My workbench has:-
- Six foot by three foot worktop, with the left end surfaced in perforated hardboard to allow a dust collection capability. Under the perfboard the benchtop is drilled through to create a plenum which is connected to a dust collector.
- Veritas twin-screw vice with solid maple jaws.
- Front and rear rails of six inch by two inch hard maple, hand flattened and squared. Much sweat over about 6 sore-backed weekends.
- Tee-slot extrusion in each rail for sliding clamps/stops/whatever.
- One inch peg holes along the rails & jaws for dowel pegs to clamp weird shapes and sizes.
- Clear Fir legs, stretchers and end rails. You don't have to use anything as expensive as clear fir, but when you're putting this much effort into something you might as well try to keep the standards up. Maple would be nice.
- GCFI protected electric outlets at each end.
- Five drawers of assorted sizes for easy access to main tools.
It was developed from the plans in Today's Woodworker issue 25. Back issues seem to be no longer available unfortunately. I think it weighs about 250lbs and it is certainly solid. So far it appears to be a very successful design.
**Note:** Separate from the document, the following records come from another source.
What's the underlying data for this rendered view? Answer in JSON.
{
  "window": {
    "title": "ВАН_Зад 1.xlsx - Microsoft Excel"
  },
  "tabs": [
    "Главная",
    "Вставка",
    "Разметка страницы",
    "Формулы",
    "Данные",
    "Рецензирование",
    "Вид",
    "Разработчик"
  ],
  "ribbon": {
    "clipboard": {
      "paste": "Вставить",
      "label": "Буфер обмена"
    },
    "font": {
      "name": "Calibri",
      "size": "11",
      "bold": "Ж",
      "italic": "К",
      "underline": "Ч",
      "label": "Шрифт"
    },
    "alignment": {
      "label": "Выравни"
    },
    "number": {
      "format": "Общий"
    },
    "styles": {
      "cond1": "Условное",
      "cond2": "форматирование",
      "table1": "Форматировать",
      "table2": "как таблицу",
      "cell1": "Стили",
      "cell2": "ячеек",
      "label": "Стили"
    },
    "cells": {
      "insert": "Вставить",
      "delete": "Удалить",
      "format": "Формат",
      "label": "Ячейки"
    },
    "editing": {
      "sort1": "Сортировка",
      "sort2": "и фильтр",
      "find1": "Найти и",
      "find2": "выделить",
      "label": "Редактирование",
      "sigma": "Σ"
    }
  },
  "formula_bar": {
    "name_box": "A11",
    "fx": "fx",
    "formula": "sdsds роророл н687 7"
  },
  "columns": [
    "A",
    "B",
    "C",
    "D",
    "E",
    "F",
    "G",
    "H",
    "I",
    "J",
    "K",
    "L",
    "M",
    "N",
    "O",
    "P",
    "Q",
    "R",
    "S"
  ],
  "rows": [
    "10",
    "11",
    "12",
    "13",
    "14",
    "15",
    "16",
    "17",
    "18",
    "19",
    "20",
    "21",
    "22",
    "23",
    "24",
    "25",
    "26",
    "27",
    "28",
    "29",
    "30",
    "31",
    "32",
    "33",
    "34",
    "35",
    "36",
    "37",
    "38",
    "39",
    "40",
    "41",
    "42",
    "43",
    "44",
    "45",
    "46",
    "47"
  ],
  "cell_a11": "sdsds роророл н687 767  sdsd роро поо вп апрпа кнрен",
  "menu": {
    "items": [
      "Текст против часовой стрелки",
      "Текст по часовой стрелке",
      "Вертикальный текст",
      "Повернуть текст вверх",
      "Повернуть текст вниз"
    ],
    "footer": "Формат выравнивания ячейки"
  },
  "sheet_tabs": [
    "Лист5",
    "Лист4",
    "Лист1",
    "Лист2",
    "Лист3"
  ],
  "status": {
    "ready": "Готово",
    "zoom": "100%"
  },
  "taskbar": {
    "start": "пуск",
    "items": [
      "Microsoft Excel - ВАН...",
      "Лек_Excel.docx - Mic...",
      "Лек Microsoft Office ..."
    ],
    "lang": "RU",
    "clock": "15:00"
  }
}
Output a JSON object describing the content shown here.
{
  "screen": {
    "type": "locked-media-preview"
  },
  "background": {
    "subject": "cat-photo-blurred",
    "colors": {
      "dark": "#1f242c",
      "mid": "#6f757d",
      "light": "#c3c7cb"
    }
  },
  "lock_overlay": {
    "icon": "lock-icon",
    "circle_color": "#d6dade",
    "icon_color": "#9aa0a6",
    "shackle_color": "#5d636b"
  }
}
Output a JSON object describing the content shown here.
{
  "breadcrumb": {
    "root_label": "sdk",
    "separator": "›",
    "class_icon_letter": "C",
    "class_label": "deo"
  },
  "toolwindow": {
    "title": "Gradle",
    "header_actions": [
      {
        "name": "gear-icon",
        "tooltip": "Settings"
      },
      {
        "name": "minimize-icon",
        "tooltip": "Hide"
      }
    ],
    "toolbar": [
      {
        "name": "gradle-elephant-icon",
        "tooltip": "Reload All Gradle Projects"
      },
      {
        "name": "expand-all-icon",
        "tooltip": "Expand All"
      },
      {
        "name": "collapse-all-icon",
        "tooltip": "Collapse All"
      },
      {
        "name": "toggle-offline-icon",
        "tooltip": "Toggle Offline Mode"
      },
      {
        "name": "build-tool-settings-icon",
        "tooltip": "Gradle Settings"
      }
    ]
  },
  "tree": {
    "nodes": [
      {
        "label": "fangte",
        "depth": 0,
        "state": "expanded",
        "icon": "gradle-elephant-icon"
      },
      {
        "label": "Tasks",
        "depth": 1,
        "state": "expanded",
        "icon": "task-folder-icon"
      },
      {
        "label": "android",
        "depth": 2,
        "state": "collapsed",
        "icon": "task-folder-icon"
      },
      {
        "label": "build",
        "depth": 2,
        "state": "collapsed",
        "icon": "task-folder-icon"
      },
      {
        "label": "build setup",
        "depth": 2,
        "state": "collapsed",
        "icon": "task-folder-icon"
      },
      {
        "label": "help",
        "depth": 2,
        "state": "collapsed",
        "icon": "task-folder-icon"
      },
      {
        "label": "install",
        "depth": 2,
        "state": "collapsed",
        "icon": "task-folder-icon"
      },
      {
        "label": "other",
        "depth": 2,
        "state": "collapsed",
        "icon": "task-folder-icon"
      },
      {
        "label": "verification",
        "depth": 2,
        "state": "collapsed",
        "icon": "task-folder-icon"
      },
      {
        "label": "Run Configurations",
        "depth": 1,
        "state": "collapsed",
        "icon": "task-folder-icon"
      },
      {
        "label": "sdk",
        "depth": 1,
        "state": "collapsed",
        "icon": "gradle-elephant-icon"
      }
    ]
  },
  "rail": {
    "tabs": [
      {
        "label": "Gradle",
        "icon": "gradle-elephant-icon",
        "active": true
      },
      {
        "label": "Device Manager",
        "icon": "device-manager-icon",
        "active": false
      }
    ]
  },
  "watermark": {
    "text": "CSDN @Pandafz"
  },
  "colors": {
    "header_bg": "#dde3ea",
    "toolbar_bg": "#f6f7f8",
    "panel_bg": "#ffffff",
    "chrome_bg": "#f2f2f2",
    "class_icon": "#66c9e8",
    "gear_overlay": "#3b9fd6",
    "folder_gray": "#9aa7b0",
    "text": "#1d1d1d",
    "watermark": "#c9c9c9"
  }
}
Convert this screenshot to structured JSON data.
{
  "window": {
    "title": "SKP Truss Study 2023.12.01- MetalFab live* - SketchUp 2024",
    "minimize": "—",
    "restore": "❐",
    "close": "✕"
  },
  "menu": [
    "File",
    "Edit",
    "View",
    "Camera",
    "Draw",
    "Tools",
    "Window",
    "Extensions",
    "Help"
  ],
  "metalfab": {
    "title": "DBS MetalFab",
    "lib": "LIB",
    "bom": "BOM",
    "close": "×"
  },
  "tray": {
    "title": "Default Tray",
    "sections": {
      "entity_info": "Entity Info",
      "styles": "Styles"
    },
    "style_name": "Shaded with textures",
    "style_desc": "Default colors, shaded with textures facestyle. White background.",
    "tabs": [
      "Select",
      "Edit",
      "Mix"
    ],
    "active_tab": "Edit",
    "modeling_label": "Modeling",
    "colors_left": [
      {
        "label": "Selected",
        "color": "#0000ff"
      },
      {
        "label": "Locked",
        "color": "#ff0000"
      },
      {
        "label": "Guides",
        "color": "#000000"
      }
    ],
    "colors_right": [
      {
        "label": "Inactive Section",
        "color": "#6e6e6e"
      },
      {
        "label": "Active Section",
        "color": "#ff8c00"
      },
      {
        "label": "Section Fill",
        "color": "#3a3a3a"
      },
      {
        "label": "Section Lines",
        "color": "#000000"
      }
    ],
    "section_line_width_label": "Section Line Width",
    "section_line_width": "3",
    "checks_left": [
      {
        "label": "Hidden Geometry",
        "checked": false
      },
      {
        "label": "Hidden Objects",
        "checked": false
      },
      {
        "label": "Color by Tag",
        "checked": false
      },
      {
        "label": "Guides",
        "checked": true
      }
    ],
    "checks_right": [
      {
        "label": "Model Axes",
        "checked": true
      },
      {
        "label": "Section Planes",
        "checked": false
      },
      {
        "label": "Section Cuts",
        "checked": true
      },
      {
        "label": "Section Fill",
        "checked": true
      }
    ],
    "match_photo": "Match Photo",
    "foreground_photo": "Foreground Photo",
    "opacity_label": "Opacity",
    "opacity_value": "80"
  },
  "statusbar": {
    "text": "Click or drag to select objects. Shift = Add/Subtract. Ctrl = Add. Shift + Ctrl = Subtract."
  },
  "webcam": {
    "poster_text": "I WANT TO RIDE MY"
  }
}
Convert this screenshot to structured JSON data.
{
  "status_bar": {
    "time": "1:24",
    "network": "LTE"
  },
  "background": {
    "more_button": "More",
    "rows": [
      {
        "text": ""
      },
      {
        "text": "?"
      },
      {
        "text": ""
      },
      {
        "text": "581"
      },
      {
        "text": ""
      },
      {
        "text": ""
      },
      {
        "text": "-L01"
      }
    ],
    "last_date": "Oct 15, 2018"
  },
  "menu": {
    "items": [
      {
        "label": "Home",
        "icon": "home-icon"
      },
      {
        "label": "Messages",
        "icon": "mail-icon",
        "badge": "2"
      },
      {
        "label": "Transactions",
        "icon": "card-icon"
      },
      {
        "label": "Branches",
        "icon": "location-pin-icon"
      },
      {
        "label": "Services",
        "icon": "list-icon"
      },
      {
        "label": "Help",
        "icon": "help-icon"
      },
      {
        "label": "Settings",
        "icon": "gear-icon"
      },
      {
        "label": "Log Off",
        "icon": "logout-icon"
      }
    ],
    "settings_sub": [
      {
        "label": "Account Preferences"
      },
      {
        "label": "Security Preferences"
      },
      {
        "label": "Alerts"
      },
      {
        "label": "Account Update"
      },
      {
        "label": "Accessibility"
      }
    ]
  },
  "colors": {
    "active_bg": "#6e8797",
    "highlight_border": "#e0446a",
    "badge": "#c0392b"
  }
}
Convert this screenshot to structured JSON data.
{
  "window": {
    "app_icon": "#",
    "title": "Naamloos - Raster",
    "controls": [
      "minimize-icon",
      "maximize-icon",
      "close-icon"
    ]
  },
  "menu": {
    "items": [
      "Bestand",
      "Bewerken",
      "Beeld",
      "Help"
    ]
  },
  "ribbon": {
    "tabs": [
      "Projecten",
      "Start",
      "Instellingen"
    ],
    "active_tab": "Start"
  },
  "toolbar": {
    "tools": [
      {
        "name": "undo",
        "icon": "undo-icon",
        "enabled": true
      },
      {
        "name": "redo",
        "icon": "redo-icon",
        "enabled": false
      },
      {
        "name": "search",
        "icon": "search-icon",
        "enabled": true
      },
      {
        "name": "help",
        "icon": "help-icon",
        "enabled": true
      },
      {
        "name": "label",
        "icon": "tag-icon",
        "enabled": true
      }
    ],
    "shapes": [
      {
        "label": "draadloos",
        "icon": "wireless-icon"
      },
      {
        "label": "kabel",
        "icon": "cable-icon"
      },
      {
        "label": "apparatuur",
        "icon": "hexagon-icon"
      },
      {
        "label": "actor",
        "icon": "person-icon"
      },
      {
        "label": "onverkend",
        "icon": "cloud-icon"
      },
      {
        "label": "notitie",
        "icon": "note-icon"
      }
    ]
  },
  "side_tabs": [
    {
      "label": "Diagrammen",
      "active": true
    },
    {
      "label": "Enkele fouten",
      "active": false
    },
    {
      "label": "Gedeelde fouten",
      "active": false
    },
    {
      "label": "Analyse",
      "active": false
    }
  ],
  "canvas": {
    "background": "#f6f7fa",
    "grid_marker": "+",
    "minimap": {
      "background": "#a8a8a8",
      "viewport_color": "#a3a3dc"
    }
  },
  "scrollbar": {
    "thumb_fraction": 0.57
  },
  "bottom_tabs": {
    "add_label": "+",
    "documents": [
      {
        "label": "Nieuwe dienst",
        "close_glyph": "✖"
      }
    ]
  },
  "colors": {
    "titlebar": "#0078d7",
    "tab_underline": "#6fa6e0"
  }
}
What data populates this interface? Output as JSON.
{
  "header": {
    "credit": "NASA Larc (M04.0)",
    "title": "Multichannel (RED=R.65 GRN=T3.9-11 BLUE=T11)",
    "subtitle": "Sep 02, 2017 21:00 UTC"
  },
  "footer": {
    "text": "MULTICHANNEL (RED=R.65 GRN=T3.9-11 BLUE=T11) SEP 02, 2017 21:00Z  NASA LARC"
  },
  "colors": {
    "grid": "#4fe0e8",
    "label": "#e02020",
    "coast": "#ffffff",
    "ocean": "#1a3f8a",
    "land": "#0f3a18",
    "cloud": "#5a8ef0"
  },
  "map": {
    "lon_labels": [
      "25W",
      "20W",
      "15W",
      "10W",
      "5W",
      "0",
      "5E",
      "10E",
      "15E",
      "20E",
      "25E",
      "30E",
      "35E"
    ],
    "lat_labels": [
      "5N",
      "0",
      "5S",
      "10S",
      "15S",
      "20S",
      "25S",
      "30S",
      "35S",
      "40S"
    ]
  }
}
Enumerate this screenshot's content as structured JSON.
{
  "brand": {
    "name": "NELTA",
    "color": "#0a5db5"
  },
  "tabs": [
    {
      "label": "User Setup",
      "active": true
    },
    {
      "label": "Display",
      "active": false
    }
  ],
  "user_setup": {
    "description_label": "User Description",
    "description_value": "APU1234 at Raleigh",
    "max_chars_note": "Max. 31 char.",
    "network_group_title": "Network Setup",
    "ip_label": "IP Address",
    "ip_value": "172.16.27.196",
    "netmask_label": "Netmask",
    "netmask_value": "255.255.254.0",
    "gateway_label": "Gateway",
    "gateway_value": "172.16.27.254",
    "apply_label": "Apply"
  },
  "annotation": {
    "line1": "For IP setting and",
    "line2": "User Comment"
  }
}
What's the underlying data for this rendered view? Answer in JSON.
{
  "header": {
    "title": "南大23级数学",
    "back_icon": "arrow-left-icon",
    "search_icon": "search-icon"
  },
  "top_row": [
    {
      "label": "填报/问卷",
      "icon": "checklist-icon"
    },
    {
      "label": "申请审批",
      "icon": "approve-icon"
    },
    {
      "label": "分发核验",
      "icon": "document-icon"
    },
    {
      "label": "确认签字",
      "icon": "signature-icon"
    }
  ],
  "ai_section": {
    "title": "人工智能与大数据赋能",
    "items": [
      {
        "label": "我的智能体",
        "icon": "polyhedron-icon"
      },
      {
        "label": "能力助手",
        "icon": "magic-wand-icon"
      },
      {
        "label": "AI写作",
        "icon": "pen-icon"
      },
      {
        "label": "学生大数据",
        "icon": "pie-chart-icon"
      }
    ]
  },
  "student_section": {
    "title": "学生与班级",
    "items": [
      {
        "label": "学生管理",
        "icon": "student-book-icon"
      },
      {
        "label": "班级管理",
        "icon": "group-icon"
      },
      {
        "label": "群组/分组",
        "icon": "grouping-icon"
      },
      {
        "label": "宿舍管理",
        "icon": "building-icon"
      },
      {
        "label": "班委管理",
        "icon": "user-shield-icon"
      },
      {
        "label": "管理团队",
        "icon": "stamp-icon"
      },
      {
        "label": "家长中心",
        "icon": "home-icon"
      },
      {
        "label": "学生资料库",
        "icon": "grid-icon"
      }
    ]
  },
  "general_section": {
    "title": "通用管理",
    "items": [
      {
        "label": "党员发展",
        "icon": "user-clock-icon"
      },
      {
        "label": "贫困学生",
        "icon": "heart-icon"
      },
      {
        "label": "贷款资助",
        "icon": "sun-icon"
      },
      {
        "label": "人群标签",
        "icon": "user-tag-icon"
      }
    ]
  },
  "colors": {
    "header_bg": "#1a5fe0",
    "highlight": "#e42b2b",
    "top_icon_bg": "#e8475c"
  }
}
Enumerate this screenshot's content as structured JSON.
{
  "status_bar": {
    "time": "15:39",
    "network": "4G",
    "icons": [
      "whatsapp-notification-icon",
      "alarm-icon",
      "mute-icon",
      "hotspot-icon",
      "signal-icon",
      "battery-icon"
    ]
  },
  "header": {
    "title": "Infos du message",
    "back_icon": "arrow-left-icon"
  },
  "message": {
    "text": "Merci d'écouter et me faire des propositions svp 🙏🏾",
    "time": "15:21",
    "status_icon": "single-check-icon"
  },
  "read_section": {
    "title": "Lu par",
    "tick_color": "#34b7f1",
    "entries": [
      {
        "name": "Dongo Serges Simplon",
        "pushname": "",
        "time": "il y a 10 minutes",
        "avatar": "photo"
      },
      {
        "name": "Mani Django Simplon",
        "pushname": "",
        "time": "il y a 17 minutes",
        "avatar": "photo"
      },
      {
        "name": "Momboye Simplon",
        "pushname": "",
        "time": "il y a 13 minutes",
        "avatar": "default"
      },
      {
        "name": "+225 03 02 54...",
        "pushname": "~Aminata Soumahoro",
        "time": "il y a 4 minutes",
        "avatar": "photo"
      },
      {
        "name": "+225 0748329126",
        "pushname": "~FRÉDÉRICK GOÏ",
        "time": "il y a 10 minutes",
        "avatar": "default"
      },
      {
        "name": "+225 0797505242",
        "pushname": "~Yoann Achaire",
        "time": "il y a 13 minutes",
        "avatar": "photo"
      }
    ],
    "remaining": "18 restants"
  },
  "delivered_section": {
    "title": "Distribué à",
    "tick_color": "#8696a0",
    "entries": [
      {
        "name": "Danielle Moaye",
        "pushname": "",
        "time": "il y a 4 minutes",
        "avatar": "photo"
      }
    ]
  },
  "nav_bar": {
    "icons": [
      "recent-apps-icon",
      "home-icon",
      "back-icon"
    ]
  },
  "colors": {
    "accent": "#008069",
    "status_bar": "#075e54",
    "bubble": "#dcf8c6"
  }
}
For anyone interested in building a similar bench there is SketchUp file of the design available. You can download a completely free copy of SketchUp to look at it and modify it to your own needs.
Do let me know if it helps you.
The general layout of the bench is very simple, just a solid set of legs and stretchers joined with a combination of lag bolts and bolt-barrel nut pairs.
The dust collection feature is separated out in this view. It’s just a chamber formed by cutting out part of the sub-top and a load of holes and a connection to your dust collector. It works amazingly well and as an added bonus doubles as a vacuum powered hold-down clamp.